Friday 3 May 2013

Sex scandals spark alarm at number of unqualified teachers in China

An increased demand for English instructors has allowed some foreigners with fake certification to take advantage of poor controls

1 comment:

Guanyu said...

Sex scandals spark alarm at number of unqualified teachers in China

An increased demand for English instructors has allowed some foreigners with fake certification to take advantage of poor controls

Li Jin jing
03 May 2013

Michael Thai, an American of Vietnamese ancestry, thought his bilingualism in Chinese and English would be a plus when he tried to find a job as an English teacher in Beijing.

But it would have been easier if he was white.

“I was asked to submit a résumé and teach a short demonstration course when I was interviewed for a job at a language training school in Beijing,” he said. “But sometimes, for the white- skinned people, they don’t even ask for a résumé,” Thai said, citing the experiences of friends. “Meanwhile, white females can get paid a lot more than other Asian-looking foreigners.”
In many cases, foreigners with only a travel visa become teachers

A surge in the mainland’s demand for foreign English teachers over the past decade has opened up opportunities for foreign teachers, but has also offered free rides for many unqualified travellers due to weak supervision. State broadcaster China Central Television said a foreign teacher working in China needed a bachelor’s degree and a minimum of two years’ teaching experience.

But Thai claimed that some people he knew got through job interviews using a made-up résumé, and that the training school he worked for never did any background checks on him.

Though such practices are not uncommon, alarm was only expressed recently after the exposure of two cases involving foreigners linked to child sex scandals who had been teaching in mainland schools for years.

Official figures say more than 180,000 “cultural and educational foreign professionals” worked on the mainland in 2011, teaching at kindergartens, primary and middle schools, colleges, universities and language training schools.

Mainland regulations say that only specially qualified organisations can hire foreign teachers, who are supposed to go through rigorous background checks before being registered as a “foreign expert” by local authorities and granted a work permit.

But Greg Donohue, an English-as-a-second-language instructor who spent two years teaching on the mainland, blogged on BeijingCream.com [1] that the system was paperwork-heavy but low on actual verification.
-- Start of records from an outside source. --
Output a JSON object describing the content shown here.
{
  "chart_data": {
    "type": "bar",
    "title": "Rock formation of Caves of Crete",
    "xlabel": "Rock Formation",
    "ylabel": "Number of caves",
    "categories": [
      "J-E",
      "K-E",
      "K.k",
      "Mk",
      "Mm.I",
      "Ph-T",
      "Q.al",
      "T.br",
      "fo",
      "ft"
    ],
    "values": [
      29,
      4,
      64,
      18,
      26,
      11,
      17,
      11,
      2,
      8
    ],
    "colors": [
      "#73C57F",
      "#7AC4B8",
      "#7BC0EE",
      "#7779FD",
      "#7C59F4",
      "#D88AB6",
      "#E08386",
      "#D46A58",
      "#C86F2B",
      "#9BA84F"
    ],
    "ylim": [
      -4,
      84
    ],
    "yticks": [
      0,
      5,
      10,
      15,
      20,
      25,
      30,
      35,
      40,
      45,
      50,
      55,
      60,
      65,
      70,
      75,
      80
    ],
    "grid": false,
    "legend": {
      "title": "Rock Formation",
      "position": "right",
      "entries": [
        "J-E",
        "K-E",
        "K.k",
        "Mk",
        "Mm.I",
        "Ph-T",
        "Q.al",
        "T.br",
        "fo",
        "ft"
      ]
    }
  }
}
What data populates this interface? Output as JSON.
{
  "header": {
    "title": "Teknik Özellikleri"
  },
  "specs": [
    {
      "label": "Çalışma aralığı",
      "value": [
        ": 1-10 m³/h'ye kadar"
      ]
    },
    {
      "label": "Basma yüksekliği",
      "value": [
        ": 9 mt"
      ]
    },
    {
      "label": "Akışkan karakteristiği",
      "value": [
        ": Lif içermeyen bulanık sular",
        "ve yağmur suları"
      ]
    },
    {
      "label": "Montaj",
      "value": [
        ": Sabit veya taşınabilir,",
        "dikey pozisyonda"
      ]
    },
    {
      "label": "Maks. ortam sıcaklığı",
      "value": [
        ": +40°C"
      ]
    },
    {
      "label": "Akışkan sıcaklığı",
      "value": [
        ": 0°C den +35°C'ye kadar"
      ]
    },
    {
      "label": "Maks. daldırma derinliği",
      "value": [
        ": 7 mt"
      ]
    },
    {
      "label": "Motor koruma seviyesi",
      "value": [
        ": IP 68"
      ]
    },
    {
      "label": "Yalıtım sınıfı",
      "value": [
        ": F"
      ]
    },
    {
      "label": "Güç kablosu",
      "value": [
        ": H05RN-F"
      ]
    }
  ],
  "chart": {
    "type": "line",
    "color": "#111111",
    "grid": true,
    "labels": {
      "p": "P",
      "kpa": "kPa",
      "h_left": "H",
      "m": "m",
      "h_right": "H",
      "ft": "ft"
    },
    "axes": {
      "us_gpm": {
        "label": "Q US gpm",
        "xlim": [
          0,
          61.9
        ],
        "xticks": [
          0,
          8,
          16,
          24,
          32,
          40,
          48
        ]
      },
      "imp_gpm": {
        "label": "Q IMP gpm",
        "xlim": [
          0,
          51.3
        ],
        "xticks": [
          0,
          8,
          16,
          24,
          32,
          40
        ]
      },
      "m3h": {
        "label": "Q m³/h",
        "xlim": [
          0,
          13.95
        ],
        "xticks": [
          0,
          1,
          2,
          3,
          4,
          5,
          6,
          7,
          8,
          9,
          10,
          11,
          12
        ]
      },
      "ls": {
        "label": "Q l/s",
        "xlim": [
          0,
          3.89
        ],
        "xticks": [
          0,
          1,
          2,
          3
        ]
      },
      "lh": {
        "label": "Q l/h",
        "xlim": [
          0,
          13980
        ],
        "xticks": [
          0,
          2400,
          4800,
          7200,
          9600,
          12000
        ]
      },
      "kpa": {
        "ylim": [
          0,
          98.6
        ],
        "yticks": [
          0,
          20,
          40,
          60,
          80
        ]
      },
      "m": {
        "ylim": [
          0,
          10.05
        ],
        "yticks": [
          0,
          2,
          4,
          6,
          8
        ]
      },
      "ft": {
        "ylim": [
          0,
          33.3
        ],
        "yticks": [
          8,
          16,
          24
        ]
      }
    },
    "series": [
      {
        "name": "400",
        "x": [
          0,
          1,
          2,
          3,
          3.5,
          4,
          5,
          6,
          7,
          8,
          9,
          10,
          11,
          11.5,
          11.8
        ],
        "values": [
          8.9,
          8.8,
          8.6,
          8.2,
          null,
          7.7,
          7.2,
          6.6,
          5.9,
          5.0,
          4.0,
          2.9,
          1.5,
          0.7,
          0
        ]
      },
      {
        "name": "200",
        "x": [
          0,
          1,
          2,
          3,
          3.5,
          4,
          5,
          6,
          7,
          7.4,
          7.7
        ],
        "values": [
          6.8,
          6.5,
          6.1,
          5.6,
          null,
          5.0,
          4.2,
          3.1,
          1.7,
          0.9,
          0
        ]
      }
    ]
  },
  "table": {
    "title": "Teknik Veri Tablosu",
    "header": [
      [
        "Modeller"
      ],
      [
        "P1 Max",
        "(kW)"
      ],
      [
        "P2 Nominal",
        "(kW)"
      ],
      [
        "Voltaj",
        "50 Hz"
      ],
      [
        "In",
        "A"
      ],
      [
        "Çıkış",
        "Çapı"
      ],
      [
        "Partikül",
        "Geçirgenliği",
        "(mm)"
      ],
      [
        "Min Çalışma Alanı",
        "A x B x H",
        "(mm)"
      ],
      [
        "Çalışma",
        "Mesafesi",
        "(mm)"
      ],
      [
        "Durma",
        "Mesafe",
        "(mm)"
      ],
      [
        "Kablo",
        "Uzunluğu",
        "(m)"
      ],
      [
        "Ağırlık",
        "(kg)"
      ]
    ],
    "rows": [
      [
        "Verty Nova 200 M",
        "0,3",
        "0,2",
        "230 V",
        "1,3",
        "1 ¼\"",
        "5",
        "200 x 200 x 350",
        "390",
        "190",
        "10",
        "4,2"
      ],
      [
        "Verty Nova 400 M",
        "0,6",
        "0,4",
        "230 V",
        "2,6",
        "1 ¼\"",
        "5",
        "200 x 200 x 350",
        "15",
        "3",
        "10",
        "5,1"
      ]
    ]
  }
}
“It took me five months to finally obtain a legit visa at my first school in Henan province,” he wrote. “Most of that was spent mailing documents back and forth.”

He later found out that doctored copies of his degree certificate had been used by the school to obtain residence permits for at least two other teachers.

Xiong Bingqi , deputy director of the Beijing-based 21st Century Education Research Institute, said there were supervisory loopholes in almost each link of the management chain.

Some unqualified schools employed foreign teachers through education agents to avoid supervision, Xiong said. The agents also gave foreigners made up educational qualifications or teaching experience.

“In many cases, foreigners with only a travel visa become teachers,” he said. “And they may leave at any time.”

A staff member at an agency in Wuhan said her company usually asked foreigners to take care of their own visas. It could help to register their foreign expert certificates in return for fees. Xiong said such a practice made it difficult to ensure the quality of teaching, let alone track those with criminal records.

“Actually the problem is there is no supervision of the certificate issuing procedure and the administration itself should shoulder some responsibility.”

Xia Bing, an official with the State Administration of Foreign Experts Affairs, said: “Foreigners who want to work in China ought to provide proof that they have no criminal record.”